The most common definition of threshold pace is the tempo you can run in a 60-minute race. In practice, most runners look at their half marathon pace and try to keep their threshold efforts slightly faster. Heart rate will typically be around 85-90% during a threshold effort, and it feels quite challenging.
Threshold sessions can be split up into intervals, typically between 1000m – 6000m, with short breaks between. Alternatively, threshold workouts can be longer, continuous runs at threshold effort. In the case of the latter, these types of sessions are often referred to as tempo runs. Please note that the term tempo is a bit ambiguous, and people often have different meanings attached to it.
VO2 Max / Interval
In a traditional sense, the term interval running referred to these types of sessions where the intention is to improve your oxygen uptake. The way to achieve this is to spend time running right at the pace where your body takes up as much oxygen as possible. Running faster will place extra stress on your body without achieving the right training stimulus.
The most common definition of VO2 Max pace is your 3k to 5k race pace. For slower runners, however, this will be inaccurate. Instead, a 10 minute time trial can be helpful to determine the correct tempo for these intervals. A rule of thumb is that you should hit an effort level where you can run the first and the last repeat at the same pace.
Your perceived effort during these intervals should be high, and your heart rate can get as high as 95% of max. The rest period between the intervals should be significant to allow for adequate recovery. Somewhere between half and three-quarters of the duration of the interval is normal. Do not hesitate to go with equal rest, however, if you feel that you aren’t recovering well enough.
Improving top-end speed requires a different approach compared to endurance work. Instead of trying to combine moderate paces with short rests, speedwork is all about running fast. And to run fast, you need sufficient recovery between each sprint. That means that each rep should feel no harder than the last.
You might think that because you are a distance runner, there is no sense in focusing on speedwork. The primary function of making reps a part of our training isn’t to become a fast sprinter. Instead, it helps improve form and running economy. In turn, better and more efficient running form translates to faster running across all paces.
When running repetitions, neither pace nor heart rate should be the primary concern. Instead, the focus should be all about combining fast running with a relaxed form. The moment you tighten up, and your gait is no longer relaxed, you are not doing it as prescribed.

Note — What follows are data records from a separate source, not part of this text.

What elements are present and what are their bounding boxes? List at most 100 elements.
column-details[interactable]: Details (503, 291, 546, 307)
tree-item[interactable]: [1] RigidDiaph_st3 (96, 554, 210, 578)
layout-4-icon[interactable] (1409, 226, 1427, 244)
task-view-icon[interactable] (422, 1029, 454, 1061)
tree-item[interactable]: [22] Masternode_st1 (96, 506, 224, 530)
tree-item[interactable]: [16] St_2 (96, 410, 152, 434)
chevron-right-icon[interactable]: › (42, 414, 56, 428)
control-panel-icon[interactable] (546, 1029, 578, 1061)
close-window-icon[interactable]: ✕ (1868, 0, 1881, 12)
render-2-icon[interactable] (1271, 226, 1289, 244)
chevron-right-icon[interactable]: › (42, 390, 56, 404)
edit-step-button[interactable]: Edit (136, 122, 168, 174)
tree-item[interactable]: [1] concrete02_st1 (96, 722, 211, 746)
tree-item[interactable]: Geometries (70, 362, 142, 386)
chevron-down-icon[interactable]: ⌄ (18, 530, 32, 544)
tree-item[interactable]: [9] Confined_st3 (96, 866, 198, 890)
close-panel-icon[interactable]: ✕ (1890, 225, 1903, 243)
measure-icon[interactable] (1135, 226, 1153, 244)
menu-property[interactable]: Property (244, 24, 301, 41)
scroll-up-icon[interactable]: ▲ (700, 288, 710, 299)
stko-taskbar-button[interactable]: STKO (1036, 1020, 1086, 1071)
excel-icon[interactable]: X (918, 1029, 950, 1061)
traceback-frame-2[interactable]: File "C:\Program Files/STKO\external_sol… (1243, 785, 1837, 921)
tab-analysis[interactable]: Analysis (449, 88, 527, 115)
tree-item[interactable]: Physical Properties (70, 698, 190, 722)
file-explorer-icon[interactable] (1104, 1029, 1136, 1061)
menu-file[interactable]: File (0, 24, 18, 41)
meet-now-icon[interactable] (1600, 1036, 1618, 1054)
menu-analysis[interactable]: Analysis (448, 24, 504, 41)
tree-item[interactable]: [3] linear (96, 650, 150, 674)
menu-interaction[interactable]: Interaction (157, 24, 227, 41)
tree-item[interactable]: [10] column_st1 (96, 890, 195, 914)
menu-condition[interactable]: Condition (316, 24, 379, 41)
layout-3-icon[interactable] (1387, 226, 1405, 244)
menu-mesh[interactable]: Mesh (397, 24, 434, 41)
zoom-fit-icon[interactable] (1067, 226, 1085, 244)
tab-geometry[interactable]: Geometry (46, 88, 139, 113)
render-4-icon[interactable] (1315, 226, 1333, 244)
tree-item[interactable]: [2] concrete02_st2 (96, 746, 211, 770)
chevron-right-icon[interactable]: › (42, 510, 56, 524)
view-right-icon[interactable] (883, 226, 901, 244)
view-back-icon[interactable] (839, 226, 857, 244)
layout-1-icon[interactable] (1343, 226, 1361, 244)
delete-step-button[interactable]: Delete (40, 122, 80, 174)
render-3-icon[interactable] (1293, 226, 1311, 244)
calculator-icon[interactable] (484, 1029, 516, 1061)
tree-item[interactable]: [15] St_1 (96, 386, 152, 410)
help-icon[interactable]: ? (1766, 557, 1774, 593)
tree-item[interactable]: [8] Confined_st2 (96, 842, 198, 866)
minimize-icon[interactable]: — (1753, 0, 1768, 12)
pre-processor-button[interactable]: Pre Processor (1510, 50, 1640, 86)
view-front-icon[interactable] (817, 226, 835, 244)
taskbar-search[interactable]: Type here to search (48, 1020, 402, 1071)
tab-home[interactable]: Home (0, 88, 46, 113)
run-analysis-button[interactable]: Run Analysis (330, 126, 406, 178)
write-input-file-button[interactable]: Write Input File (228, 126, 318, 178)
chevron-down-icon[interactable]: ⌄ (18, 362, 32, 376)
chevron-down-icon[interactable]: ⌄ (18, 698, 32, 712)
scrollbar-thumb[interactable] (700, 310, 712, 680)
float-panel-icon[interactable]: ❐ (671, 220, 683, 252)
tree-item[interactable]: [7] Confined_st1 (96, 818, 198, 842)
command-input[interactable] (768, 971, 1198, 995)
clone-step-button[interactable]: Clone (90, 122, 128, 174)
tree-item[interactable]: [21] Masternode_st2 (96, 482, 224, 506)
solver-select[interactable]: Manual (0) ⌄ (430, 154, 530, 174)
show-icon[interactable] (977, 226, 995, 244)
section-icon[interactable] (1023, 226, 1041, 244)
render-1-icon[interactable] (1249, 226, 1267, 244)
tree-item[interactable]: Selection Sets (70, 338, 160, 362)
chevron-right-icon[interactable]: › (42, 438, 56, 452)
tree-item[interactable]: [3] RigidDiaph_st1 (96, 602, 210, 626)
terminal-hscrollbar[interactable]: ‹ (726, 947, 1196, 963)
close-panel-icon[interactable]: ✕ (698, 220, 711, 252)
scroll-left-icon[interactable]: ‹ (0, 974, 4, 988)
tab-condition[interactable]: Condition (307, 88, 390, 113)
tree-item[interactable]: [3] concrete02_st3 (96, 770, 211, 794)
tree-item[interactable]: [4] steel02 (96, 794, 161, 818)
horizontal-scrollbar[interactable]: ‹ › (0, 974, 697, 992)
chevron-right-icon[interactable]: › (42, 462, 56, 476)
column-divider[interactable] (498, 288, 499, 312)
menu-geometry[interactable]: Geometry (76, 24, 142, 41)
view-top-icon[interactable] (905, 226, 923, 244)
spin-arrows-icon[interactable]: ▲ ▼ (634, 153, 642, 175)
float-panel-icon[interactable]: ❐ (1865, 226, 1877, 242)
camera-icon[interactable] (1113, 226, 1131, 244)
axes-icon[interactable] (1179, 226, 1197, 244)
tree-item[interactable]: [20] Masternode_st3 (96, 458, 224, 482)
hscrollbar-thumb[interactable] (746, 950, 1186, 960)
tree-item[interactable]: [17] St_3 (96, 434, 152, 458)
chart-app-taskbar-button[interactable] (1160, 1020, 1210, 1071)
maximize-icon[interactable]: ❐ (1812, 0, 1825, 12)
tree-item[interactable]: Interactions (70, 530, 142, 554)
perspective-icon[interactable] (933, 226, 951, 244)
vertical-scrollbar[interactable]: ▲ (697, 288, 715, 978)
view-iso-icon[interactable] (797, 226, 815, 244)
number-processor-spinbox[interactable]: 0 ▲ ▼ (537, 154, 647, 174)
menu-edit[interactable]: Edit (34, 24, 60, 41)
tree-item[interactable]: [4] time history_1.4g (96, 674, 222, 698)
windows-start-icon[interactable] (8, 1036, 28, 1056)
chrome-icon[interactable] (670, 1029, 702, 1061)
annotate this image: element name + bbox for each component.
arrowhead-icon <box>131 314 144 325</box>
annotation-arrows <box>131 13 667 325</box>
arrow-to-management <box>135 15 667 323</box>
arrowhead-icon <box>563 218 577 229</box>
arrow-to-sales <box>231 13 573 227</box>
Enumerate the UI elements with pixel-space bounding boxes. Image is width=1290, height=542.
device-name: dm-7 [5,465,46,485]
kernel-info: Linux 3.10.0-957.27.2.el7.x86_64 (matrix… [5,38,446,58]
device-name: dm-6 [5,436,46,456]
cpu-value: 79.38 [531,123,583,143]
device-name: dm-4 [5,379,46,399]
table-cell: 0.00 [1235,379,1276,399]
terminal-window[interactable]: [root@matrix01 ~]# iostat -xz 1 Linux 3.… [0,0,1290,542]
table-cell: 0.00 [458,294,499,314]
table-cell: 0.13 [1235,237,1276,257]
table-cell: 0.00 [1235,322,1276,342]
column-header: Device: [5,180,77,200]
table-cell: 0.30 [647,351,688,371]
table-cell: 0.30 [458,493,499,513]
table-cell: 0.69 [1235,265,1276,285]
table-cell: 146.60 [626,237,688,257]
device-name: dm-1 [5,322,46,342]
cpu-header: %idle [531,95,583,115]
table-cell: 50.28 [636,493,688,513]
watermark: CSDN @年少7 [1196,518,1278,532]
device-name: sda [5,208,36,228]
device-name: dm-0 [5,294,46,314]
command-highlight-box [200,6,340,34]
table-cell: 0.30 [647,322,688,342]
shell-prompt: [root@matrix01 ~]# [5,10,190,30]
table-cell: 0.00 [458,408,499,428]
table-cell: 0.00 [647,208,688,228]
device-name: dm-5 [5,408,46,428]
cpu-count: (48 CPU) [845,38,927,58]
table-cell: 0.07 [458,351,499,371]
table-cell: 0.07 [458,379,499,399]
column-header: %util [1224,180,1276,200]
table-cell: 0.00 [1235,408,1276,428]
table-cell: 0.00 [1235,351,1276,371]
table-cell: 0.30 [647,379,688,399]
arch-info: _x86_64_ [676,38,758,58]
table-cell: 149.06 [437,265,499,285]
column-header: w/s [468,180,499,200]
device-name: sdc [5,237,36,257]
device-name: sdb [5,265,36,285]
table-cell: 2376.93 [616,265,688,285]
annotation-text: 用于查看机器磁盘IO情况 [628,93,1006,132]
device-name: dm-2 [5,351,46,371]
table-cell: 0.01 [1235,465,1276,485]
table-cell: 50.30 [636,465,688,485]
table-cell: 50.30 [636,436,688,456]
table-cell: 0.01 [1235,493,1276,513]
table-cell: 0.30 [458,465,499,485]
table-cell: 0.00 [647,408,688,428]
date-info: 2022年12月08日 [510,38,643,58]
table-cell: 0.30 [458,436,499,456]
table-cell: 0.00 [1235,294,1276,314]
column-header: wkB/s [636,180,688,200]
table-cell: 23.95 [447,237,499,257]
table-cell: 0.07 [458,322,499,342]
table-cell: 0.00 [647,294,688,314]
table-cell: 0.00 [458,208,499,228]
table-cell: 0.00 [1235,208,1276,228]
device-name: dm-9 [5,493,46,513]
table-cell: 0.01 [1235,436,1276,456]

Putting Running Training Intensity Theory Into Practice
If this seems complicated, don’t fret. At its core, running is a straightforward sport. The tools covered in this article are just that, tools. These tools are here to help give you confidence that you are training correctly and in a manner that will bring progress.
For those less interested in the finer details of training theory, though, the main takeaway from this should be the importance of switching up your training. With one or two hard runs per week, there is little that can go wrong if you stick to recovery and aerobic runs the rest of the week. Another common rule of thumb for adequately polarising your training is that 80% of your running should be comfortable, while 20% should be hard. Matt Fitzgerald popularized this concept with his book 80/20 Running.